Here are presented these content:

Training PosTagging Model

To train you own PosTagging model using this package, some steps should be made before:

  1. Import main packages
  2. Initialize file variables: embedding, train and validation .csv files;
  3. Initialize PosTagging parameters;
  4. Instantiate vocabulary and label vocabulary objects;
  5. Save vocabulary and label models;
  6. Initialize BiLSTM-CRF model and set embedding;
  7. Initialize LSTMCRFTrainer object;
  8. Train the model.

An example of the above steps could be found in the python code below:

  1. Import main packages:
  import os
  import torch
  import pickle

  import TakeBlipPosTagger.utils as utils
  import TakeBlipPosTagger.vocab as vocab
  import TakeBlipPosTagger.model as model
  from TakeBlipPosTagger.train import LSTMCRFTrainer
  1. Initialize file variables:
wordembed_path = '*.kv'
save_dir = '*'
input_path = '*.csv'
val_path = '*csv'
  1. Initialize PosTagging parameters

In order to train a model, the following variables should be created:

  • sentence_column: String with sentence column name in train file
  • unknown_string: String which represents unknown token;
  • padding_string: String which represents the pad token;
  • batch_size: Number of sentences Number of samples that will be propagated through the network;
  • shuffle: Boolean representing whether the dataset is shuffled.
  • use_pre_processing: Boolean indicating whether the sentence will be preprocessed
  • separator: String with file separator (for batch prediction);
  • encoding: String with the encoding used in sentence;
  • save_dir: String with directory to save outputs (checkpoints, vocabs, etc.);
  • device: String where train will occur (cpu or gpu);
  • word_dim: Integer with dimensions of word embeddings;
  • lstm_dim: Integer with dimensions of lstm cells.
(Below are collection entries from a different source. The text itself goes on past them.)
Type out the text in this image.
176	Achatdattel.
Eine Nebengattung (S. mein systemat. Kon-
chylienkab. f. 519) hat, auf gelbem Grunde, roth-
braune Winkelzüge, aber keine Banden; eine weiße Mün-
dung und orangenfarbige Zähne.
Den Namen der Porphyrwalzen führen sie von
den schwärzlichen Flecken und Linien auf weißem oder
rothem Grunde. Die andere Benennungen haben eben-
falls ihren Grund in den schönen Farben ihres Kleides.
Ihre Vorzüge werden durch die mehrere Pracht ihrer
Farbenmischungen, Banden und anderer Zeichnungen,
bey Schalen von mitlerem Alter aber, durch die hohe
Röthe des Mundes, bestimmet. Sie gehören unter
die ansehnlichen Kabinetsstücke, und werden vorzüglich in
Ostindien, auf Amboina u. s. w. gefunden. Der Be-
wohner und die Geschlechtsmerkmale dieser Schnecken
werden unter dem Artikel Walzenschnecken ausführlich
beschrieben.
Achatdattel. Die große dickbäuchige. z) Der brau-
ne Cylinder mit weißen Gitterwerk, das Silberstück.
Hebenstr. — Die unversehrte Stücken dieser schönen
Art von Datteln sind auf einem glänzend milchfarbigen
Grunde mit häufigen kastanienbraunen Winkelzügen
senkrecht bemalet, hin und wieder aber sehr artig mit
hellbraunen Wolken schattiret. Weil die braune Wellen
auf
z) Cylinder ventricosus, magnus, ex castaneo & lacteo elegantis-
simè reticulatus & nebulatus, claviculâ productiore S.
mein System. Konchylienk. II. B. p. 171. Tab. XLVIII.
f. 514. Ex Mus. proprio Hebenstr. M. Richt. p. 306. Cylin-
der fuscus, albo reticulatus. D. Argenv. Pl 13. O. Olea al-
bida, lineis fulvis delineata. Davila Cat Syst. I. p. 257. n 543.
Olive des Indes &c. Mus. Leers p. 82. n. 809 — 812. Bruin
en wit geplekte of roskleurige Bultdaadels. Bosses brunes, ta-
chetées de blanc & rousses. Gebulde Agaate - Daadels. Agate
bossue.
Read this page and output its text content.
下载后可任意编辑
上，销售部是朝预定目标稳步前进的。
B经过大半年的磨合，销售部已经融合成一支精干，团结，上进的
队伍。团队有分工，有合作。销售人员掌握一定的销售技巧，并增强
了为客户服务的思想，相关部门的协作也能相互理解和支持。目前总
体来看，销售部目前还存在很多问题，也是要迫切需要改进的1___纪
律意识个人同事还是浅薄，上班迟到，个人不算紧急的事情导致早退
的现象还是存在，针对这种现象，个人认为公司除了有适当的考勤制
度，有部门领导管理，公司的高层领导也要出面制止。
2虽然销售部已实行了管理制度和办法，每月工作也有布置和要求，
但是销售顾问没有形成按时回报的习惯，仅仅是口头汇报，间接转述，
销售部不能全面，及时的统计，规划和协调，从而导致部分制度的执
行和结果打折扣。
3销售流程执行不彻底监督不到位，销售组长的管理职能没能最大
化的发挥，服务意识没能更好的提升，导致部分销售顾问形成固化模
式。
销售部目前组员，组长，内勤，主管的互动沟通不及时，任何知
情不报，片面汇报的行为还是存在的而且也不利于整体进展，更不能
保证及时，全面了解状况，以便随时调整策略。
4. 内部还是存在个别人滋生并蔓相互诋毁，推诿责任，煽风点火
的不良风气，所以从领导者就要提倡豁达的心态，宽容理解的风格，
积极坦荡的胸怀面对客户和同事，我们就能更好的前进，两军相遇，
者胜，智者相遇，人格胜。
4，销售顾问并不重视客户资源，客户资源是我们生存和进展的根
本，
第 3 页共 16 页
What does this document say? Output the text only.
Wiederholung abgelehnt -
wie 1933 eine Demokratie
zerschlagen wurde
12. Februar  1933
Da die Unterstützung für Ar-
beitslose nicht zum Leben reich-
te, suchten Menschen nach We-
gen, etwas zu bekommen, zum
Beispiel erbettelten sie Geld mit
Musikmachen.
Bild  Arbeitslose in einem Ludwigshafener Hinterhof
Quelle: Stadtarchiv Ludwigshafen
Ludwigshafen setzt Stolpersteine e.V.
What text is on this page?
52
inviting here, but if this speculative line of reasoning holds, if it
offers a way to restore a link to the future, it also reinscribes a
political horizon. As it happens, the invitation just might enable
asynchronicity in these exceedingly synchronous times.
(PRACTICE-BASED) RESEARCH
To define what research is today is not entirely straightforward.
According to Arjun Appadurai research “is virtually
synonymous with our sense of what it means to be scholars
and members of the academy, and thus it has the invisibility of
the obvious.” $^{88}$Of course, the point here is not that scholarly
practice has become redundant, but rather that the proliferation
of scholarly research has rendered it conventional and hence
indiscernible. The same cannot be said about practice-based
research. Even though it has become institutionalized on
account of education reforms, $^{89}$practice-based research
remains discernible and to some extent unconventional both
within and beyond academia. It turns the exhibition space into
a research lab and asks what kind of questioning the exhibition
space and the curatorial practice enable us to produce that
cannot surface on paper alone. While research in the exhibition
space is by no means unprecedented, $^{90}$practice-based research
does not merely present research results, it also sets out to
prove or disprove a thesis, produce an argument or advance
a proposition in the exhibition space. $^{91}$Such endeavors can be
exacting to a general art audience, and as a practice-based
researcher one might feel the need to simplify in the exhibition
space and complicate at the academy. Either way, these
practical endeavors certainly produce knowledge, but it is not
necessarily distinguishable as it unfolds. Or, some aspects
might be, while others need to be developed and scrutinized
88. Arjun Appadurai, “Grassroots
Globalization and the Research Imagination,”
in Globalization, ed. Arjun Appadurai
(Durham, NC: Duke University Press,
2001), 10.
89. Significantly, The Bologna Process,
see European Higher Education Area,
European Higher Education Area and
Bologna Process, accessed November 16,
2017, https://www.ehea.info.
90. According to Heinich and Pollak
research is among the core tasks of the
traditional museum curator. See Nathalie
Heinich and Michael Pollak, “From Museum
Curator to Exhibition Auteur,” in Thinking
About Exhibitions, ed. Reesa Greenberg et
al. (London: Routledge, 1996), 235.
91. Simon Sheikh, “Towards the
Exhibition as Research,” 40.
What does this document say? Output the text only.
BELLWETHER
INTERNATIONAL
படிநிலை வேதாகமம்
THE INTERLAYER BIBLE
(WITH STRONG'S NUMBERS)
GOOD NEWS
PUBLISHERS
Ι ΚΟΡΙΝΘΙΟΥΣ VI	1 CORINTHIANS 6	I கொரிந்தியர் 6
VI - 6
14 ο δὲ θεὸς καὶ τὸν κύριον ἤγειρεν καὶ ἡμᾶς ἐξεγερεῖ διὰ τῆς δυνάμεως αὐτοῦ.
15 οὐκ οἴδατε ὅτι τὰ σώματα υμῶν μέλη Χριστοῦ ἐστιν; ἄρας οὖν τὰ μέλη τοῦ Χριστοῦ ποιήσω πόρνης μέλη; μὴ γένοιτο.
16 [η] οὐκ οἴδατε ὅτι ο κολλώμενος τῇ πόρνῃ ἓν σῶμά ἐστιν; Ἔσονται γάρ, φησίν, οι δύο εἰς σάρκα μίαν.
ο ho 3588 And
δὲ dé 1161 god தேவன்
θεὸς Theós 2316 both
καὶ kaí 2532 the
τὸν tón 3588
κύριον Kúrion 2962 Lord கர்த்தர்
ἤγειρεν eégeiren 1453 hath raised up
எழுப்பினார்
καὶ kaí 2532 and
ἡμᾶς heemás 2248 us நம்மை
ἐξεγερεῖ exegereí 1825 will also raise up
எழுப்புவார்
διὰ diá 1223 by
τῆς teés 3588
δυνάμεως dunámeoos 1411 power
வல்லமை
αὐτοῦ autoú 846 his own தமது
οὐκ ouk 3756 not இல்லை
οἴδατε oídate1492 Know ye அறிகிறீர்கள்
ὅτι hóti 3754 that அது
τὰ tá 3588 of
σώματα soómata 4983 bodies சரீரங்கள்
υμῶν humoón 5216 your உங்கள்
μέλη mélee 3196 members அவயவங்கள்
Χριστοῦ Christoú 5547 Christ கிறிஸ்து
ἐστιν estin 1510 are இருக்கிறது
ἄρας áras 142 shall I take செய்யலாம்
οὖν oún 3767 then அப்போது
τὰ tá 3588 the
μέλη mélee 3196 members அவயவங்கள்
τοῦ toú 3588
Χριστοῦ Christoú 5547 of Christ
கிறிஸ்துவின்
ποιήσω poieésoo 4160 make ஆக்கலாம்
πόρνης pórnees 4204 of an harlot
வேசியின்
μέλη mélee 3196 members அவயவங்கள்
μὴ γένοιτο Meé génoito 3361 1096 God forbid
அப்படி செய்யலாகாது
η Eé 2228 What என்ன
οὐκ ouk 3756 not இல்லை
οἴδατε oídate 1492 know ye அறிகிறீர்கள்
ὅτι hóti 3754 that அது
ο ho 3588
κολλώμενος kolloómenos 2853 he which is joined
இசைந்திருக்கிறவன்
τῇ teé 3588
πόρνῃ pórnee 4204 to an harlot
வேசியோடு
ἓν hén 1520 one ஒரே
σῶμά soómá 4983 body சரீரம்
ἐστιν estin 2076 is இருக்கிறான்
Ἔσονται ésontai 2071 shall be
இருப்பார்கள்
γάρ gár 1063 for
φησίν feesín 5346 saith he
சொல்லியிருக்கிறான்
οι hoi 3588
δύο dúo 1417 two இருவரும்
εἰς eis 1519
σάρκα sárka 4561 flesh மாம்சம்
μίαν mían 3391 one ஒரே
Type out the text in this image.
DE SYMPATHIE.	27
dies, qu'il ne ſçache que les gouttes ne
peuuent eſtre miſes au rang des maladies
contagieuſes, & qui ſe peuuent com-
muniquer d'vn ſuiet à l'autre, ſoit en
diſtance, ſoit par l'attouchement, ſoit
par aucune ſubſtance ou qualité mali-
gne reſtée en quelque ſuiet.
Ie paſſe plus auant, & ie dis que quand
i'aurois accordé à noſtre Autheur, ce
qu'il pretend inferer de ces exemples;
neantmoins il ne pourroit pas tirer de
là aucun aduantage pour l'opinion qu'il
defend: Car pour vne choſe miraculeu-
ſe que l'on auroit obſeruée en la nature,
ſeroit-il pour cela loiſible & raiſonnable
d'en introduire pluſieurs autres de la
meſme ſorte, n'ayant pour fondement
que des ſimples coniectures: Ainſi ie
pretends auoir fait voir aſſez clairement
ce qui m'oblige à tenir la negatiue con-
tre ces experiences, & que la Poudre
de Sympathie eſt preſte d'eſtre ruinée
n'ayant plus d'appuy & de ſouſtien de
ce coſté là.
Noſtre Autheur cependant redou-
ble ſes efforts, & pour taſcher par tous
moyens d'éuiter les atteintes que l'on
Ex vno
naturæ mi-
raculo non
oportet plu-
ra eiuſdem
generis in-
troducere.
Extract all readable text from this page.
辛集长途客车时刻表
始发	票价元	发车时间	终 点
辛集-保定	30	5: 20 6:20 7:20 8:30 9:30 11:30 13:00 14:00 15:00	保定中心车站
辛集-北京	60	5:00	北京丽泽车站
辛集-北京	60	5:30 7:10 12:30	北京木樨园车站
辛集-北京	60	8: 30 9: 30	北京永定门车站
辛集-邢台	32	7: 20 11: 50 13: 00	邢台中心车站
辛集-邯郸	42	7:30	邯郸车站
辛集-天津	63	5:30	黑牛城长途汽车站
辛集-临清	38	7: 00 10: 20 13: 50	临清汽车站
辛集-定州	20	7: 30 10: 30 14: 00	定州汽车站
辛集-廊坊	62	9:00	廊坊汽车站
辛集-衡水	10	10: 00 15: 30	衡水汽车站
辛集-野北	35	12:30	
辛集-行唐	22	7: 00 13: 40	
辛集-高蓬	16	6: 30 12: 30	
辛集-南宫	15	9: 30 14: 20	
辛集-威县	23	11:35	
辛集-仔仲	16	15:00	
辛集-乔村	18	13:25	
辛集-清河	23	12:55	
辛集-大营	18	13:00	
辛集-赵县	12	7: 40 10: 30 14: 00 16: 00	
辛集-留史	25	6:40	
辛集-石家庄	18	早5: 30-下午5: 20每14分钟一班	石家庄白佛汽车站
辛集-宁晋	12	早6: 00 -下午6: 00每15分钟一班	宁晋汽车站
This determines the hidden state and cell state sizes;
  • lstm_layers: Integer with layers of lstm cells;
  • dropout_prob: Float with probability in dropout layers;
  • bidirectional: Boolean whether lstm cells are bidirectional;
  • alpha: Float representing L2 penalization parameter;
  • epochs: Integer with number of training epochs;
  • ckpt_period: Period to wait until a model checkpoint is saved to the disk. Periods are specified by an integer and a unit ("e": 'epoch, "i": iteration, "s": global step);
  • val: Integer whether to perform validation;
  • val_period: Period to wait until a validation is performed. Periods are specified by an integer and a unit ("e": epoch, "i": iteration, "s": global step);
  • samples: Integer with number of output samples to display at each validation;
  • learning_rate: Float representing learning rate parameter;
  • learning_rate_decay: Float representing learning rate decay parameter;
  • max_patience: Integer with max patience parameter;
  • max_decay_num: Integer with max decay parameter;
  • patience_threshold: Float representing threshold of loss for patience count.

Example of parameters creation:

sentence_column = 'Message'
label_column = 'Tags'
unknown_string = '<unk>'
padding_string = '<pad>'
batch_size = 64
shuffle = False
use_pre_processing = True
separator = '|'
encoding = 'utf-8'
device = 'cpu'
word_dim = 300
lstm_dim = 300
lstm_layers = 1
dropout_prob = 0.05
bidirectional = False
alpha = 0.5
epochs = 10
ckpt_period = '1e'
val = True
val_period = '1e'
samples = 10
learning_rate = 0.001
learning_rate_decay = 0.01
max_patience = 5
max_decay_num = 5
patience_threshold = 0.98
  1. Instantiate vocabulary and label vocabulary objects:
input_vocab = vocab.create_vocabulary(
    input_path=input_path,
    column_name=sentence_column,
    pad_string=padding_string,
    unk_string=unknown_string,
    encoding=encoding,
    separator=separator,
    use_pre_processing=use_pre_processing)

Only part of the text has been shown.